HANOVER TWP. – The Hanover Area School Board on Thursday voted to approve a final budget proposal for the 2011-12 school year that includes a 0.9-mill property tax increase, curtails high school programs by eliminating positions for two industrial arts teachers, an art teacher, a French teacher and a social worker and closes Lyndwood Elementary.
The closure will allow the furlough of three teachers and two assistant principals.
But board members emphasized they will work to make more expenditure cuts before June 30 to further reduce or eliminate the tax hike.
Superintendent Anthony Podczasy said state law would allow the school board to raise taxes up to 4 mills with qualifying exceptions, but Thursday’s 8-1 vote basically created a ceiling for the highest possible tax hike that the board would impose – the 0.9-mill increase.
A mill is equal to $1 in tax for every $1,000 in assessed property value. So, without any further tax reduction, the tax bill for a home with an assessed value of $100,000 would increase $90. The 5.87-percent increase would bring the total millage rate to 16.2283, equating to a property tax of $1,622.83 on such a home.

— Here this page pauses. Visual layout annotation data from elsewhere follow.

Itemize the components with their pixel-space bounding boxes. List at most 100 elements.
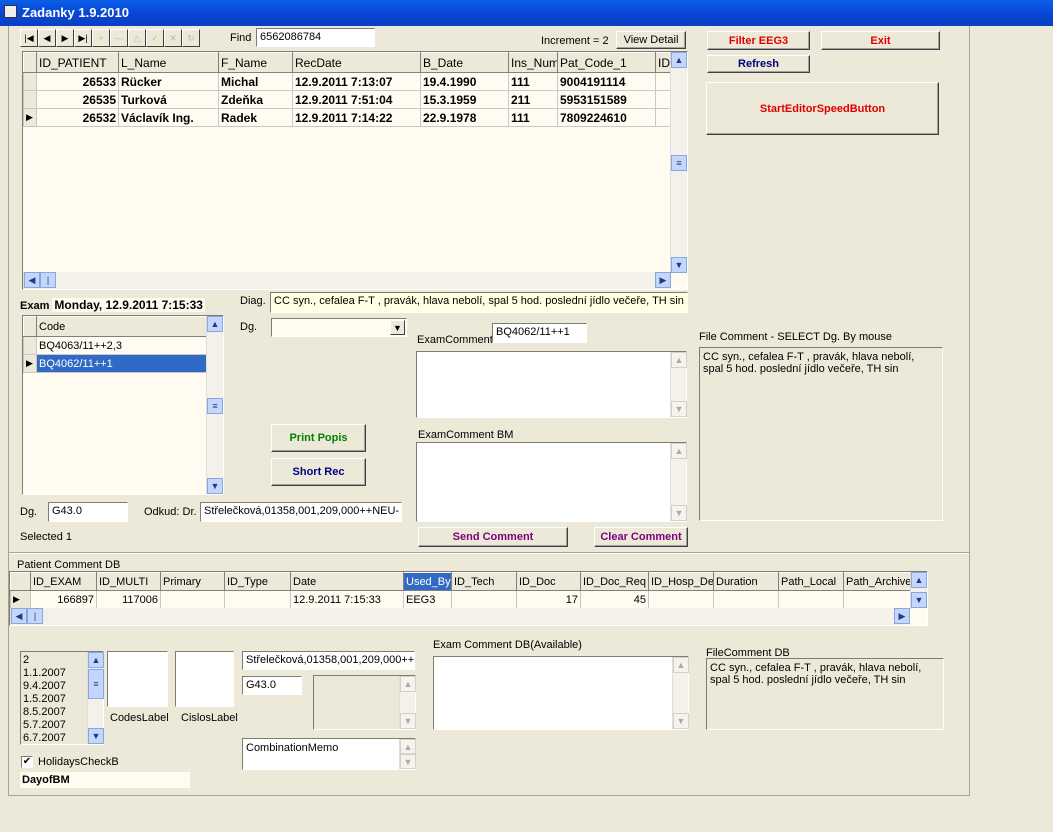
insert-icon[interactable]: + (92, 29, 110, 47)
table-row[interactable]: 26535 Turková Zdeňka 12.9.2011 7:51:04 15.3.… (23, 90, 672, 109)
table-cell[interactable] (451, 590, 517, 609)
column-header[interactable]: ID_Doc (516, 572, 581, 591)
scroll-thumb[interactable]: | (40, 272, 56, 288)
table-cell[interactable]: 12.9.2011 7:14:22 (292, 108, 421, 127)
table-cell[interactable]: Zdeňka (218, 90, 293, 109)
table-cell[interactable]: 22.9.1978 (420, 108, 509, 127)
dates-list[interactable]: 2 1.1.2007 9.4.2007 1.5.2007 8.5.2007 5.7.200… (20, 651, 104, 745)
comment-grid-vscroll[interactable]: ▲ ▼ (910, 572, 927, 608)
scroll-left-icon[interactable]: ◀ (24, 272, 40, 288)
table-cell[interactable]: 45 (580, 590, 649, 609)
odkud-input[interactable]: Střelečková,01358,001,209,000++NEU- (200, 502, 402, 522)
table-cell[interactable]: 111 (508, 108, 558, 127)
holidays-checkbox[interactable]: ✔ HolidaysCheckB (21, 756, 119, 768)
scroll-left-icon[interactable]: ◀ (11, 608, 27, 624)
column-header[interactable]: ID_PATIENT (36, 52, 119, 73)
scroll-right-icon[interactable]: ▶ (655, 272, 671, 288)
find-input[interactable]: 6562086784 (256, 28, 375, 47)
clear-comment-button[interactable]: Clear Comment (594, 527, 688, 547)
column-header[interactable]: ID_MULTI (96, 572, 161, 591)
chevron-down-icon[interactable]: ▼ (390, 320, 405, 335)
table-cell[interactable]: Rücker (118, 72, 219, 91)
code-grid-vscroll[interactable]: ▲ ≡ ▼ (206, 316, 223, 494)
column-header[interactable]: L_Name (118, 52, 219, 73)
table-cell[interactable] (778, 590, 844, 609)
column-header[interactable]: Pat_Code_1 (557, 52, 656, 73)
column-header[interactable]: Code (36, 316, 208, 337)
table-cell[interactable] (224, 590, 291, 609)
column-header[interactable]: B_Date (420, 52, 509, 73)
exam-comment-db-memo[interactable]: ▲ ▼ (433, 656, 689, 730)
table-cell[interactable]: Radek (218, 108, 293, 127)
table-cell[interactable]: 7809224610 (557, 108, 656, 127)
refresh-button[interactable]: Refresh (707, 55, 810, 73)
table-cell[interactable] (843, 590, 911, 609)
view-detail-button[interactable]: View Detail (616, 31, 686, 49)
column-header[interactable]: Primary (160, 572, 225, 591)
table-cell[interactable]: 12.9.2011 7:51:04 (292, 90, 421, 109)
exam-comment-memo[interactable]: ▲ ▼ (416, 351, 687, 418)
column-header[interactable]: Path_Local (778, 572, 844, 591)
table-cell[interactable]: 26533 (36, 72, 119, 91)
filter-eeg3-button[interactable]: Filter EEG3 (707, 31, 810, 50)
column-header[interactable]: ID_Tech (451, 572, 517, 591)
column-header[interactable]: F_Name (218, 52, 293, 73)
column-header[interactable]: ID_EXAM (30, 572, 97, 591)
table-row[interactable]: ▶ 166897 117006 12.9.2011 7:15:33 EEG3 17 45 (10, 590, 911, 609)
column-header[interactable]: Ins_Num (508, 52, 558, 73)
checkbox-check-icon[interactable]: ✔ (21, 756, 33, 768)
combination-memo[interactable]: CombinationMemo ▲ ▼ (242, 738, 416, 770)
scroll-down-icon[interactable]: ▼ (207, 478, 223, 494)
scroll-thumb[interactable]: ≡ (207, 398, 223, 414)
scroll-up-icon[interactable]: ▲ (88, 652, 104, 668)
memo-scrollbar[interactable]: ▲ ▼ (670, 352, 687, 417)
scroll-thumb[interactable]: ≡ (88, 669, 104, 699)
cancel-icon[interactable]: ✕ (164, 29, 182, 47)
last-icon[interactable]: ▶| (74, 29, 92, 47)
dg2-input[interactable]: G43.0 (48, 502, 128, 522)
scroll-up-icon[interactable]: ▲ (911, 572, 927, 588)
table-cell[interactable]: 19.4.1990 (420, 72, 509, 91)
table-cell[interactable] (648, 590, 714, 609)
table-row[interactable]: 26533 Rücker Michal 12.9.2011 7:13:07 19.4.1… (23, 72, 672, 91)
patient-grid[interactable]: ID_PATIENT L_Name F_Name RecDate B_Date Ins_N… (22, 51, 688, 290)
table-cell[interactable]: 26532 (36, 108, 119, 127)
table-cell[interactable]: 211 (508, 90, 558, 109)
table-cell[interactable]: BQ4063/11++2,3 (36, 336, 208, 355)
exit-button[interactable]: Exit (821, 31, 940, 50)
small-memo[interactable]: ▲ ▼ (313, 675, 416, 730)
diag-input[interactable]: CC syn., cefalea F-T , pravák, hlava neb… (270, 292, 688, 313)
column-header[interactable]: ID_Hosp_De (648, 572, 714, 591)
patient-grid-vscroll[interactable]: ▲ ≡ ▼ (670, 52, 687, 273)
comment-grid-hscroll[interactable]: ◀ | ▶ (10, 608, 910, 625)
column-header[interactable]: RecDate (292, 52, 421, 73)
table-cell[interactable]: BQ4062/11++1 (36, 354, 208, 373)
column-header[interactable]: Date (290, 572, 404, 591)
column-header[interactable]: Used_By (403, 572, 452, 591)
table-cell[interactable] (713, 590, 779, 609)
scroll-down-icon[interactable]: ▼ (671, 257, 687, 273)
column-header[interactable]: ID_Doc_Req (580, 572, 649, 591)
prior-icon[interactable]: ◀ (38, 29, 56, 47)
edit-icon[interactable]: △ (128, 29, 146, 47)
table-cell[interactable]: Václavík Ing. (118, 108, 219, 127)
scroll-down-icon[interactable]: ▼ (88, 728, 104, 744)
dg-db-input[interactable]: G43.0 (242, 676, 302, 695)
table-cell[interactable] (160, 590, 225, 609)
table-cell[interactable]: 17 (516, 590, 581, 609)
file-comment-memo[interactable]: CC syn., cefalea F-T , pravák, hlava neb… (699, 347, 943, 521)
start-editor-button[interactable]: StartEditorSpeedButton (706, 82, 939, 135)
print-popis-button[interactable]: Print Popis (271, 424, 366, 452)
delete-icon[interactable]: — (110, 29, 128, 47)
table-cell[interactable]: Michal (218, 72, 293, 91)
table-cell[interactable]: 15.3.1959 (420, 90, 509, 109)
exam-comment-bm-memo[interactable]: ▲ ▼ (416, 442, 687, 522)
table-row[interactable]: ▶ BQ4062/11++1 (23, 354, 208, 373)
table-cell[interactable]: 117006 (96, 590, 161, 609)
code-grid[interactable]: Code BQ4063/11++2,3 ▶ BQ4062/11++1 ▲ ≡ ▼ (22, 315, 224, 495)
patient-comment-grid[interactable]: ID_EXAM ID_MULTI Primary ID_Type Date Used_By… (9, 571, 928, 626)
memo-scrollbar[interactable]: ▲ ▼ (670, 443, 687, 521)
table-row[interactable]: BQ4063/11++2,3 (23, 336, 208, 355)
scroll-thumb[interactable]: ≡ (671, 155, 687, 171)
odkud-db-input[interactable]: Střelečková,01358,001,209,000++ (242, 651, 415, 670)
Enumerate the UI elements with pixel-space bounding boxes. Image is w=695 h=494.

Podczasy said the board started in December with a proposed budget of $28.3 million and, by February, reduced it to $27.3 million. In March, the board cut another $2.1 million, leaving a deficit of $1.4 million. The deficit grew to $2.77 million in April when Gov. Tom Corbett announced state funding cuts for education. Hanover Area’s cut was $1.36 million.
The board cut spending further, resulting in a $25.15 million budget for 2011-12, or $241,486 more than this year’s.
Podczasy said a third of the 0.9-mill tax increase will be used for debt payment, which increases from $724,350 to $3,180,965 next school year.
Resident Ed Mera chastised the school board for allowing debt to escalate. “Where are you in the hole $29 million?”
Board President John Pericci said previous school boards invested $19 million in infrastructure improvements to buildings constructed in the 1920s and 1930s. The additional $10 million was from interest expense. He said the $2.8 million that became due this year was no surprise, but he doesn’t think it “was planned for properly.”
Speaking as an advocate for the arts, Ron Simasek said it appeared that state law required that art and music “had to be taught” in the schools. Podczasy said that while state code requires instruction in the humanities, not all humanities had to be taught.
Lyndwood teacher Mary Ellen Fries asked if any faculty jobs could be saved if the teachers voted for a wage freeze.
Solicitor George Shovlin said the board is in discussions with the teachers union on that topic, but members were “not privy to discuss it.”
Pericci said the savings of a wage freeze would amount to about $445,000.
Parent Kim Linski asked what will happen to non-college prep students whose programs were cut. Podczasy said the students whose classes were eliminated would take more Internet, computer, music and state assessment test preparation classes.